Consider the Mars Climate Orbiter that burned up on entering the Martian atmosphere. One company wrote the lander software using metric units, and another wrote the mission control software using non-SI units. The result was catastrophic. By comparison, the software for the Lunar Excursion Module on Apollo 11, written 40 years earlier, was incredibly flexible and resilient. It wasn't written by a conglomerate of corporations, but by a few individuals, who could see and understand things end-to-end.
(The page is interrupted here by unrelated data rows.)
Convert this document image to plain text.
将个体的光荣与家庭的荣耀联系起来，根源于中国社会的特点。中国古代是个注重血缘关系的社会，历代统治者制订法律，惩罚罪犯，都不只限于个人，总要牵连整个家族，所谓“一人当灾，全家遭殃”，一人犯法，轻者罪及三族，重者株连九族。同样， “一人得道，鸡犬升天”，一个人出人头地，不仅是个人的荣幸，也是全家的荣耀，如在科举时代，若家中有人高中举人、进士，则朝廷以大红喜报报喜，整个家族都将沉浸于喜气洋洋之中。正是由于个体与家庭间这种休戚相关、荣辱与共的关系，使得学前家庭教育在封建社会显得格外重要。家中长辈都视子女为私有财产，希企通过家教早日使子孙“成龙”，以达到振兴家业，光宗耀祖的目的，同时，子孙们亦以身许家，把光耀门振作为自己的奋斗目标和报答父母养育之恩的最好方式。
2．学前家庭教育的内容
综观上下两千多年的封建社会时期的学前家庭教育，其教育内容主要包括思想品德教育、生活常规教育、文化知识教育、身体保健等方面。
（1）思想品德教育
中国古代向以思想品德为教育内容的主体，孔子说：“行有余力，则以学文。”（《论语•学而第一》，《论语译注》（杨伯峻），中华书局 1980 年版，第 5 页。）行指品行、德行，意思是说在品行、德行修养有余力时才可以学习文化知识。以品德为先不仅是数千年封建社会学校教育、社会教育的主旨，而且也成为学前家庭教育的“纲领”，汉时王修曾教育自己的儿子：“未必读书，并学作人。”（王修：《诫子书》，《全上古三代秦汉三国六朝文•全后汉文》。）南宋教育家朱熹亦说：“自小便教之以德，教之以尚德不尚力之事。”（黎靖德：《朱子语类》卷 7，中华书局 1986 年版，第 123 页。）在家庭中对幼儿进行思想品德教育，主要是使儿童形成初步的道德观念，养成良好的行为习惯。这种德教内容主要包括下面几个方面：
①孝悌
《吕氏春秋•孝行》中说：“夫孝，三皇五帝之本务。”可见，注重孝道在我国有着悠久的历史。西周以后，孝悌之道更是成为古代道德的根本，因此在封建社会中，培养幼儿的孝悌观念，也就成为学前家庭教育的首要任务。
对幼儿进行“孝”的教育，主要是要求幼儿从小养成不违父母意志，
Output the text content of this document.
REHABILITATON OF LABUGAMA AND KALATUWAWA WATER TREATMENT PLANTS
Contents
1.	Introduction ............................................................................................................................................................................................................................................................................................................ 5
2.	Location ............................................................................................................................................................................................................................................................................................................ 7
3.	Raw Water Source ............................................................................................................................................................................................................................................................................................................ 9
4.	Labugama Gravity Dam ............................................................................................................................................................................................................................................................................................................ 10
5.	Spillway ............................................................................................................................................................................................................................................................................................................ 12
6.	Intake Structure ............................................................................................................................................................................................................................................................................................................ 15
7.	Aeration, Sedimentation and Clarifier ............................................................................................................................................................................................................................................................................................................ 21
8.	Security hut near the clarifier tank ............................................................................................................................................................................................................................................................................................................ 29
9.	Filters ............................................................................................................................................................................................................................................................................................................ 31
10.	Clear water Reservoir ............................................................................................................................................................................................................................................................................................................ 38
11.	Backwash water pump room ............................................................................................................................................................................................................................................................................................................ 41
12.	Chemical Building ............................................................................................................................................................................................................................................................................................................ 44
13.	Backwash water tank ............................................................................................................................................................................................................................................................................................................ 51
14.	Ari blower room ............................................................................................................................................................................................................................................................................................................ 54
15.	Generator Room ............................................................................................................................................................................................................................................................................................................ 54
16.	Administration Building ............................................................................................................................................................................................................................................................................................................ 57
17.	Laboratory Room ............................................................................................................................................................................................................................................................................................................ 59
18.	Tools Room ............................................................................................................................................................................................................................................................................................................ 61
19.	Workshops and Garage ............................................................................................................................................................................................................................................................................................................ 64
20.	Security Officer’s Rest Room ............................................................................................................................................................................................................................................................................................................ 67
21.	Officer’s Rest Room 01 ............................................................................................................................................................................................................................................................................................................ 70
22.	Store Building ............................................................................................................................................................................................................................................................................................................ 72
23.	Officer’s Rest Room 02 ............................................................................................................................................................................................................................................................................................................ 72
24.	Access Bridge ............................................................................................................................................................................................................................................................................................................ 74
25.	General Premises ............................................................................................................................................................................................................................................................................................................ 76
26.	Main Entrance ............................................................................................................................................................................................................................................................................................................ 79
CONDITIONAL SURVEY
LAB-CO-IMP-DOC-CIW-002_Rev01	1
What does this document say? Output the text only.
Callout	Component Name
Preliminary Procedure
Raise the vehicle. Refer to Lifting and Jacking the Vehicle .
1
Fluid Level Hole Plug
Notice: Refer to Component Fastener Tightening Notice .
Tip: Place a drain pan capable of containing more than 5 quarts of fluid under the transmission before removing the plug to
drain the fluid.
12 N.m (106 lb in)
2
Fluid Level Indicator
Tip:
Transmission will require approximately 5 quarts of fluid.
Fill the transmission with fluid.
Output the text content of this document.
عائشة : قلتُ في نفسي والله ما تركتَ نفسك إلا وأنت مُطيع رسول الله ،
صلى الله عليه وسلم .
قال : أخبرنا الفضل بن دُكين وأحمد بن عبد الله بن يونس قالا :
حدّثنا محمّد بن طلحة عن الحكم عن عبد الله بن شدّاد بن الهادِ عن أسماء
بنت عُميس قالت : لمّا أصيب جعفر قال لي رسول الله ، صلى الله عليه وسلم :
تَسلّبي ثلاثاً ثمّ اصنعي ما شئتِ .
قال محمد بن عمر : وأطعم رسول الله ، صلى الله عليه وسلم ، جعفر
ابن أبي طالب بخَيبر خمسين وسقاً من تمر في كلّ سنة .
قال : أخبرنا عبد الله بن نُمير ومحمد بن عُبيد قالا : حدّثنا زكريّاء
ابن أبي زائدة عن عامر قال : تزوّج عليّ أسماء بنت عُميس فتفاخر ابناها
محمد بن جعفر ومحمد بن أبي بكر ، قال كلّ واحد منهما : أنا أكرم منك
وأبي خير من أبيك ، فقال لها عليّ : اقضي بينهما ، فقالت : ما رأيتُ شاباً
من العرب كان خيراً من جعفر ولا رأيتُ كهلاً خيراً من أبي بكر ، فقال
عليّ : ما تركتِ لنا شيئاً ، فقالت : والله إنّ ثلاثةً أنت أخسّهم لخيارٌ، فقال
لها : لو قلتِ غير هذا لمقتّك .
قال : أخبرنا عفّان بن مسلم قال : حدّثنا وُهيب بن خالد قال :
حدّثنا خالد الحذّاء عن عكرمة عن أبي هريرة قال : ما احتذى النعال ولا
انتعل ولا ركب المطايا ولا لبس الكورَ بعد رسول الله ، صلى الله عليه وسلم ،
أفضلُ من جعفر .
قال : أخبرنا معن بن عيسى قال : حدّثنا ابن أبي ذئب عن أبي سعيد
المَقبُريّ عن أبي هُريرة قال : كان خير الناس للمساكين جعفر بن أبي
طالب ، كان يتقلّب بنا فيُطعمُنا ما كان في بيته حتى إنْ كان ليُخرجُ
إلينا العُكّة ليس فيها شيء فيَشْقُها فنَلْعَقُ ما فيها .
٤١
I know I'm comparing apples to oranges here. The world is complex and we can't go back. But it is possible to limit our exposure to this layered complexity. In software design, we should be encouraging engineers to work in verticals, understanding a feature from UI to persistence layer. To have that engineer own the feature from design to deployment. And it would be nice if customer service meant servicing customers, instead of answering a specific kind of question.
Imagine if doctors had to handle a patient from entrance to exit, fill out the forms, bill the insurance. I know we would need more doctors if this was the case. But I guarantee there would be less paperwork.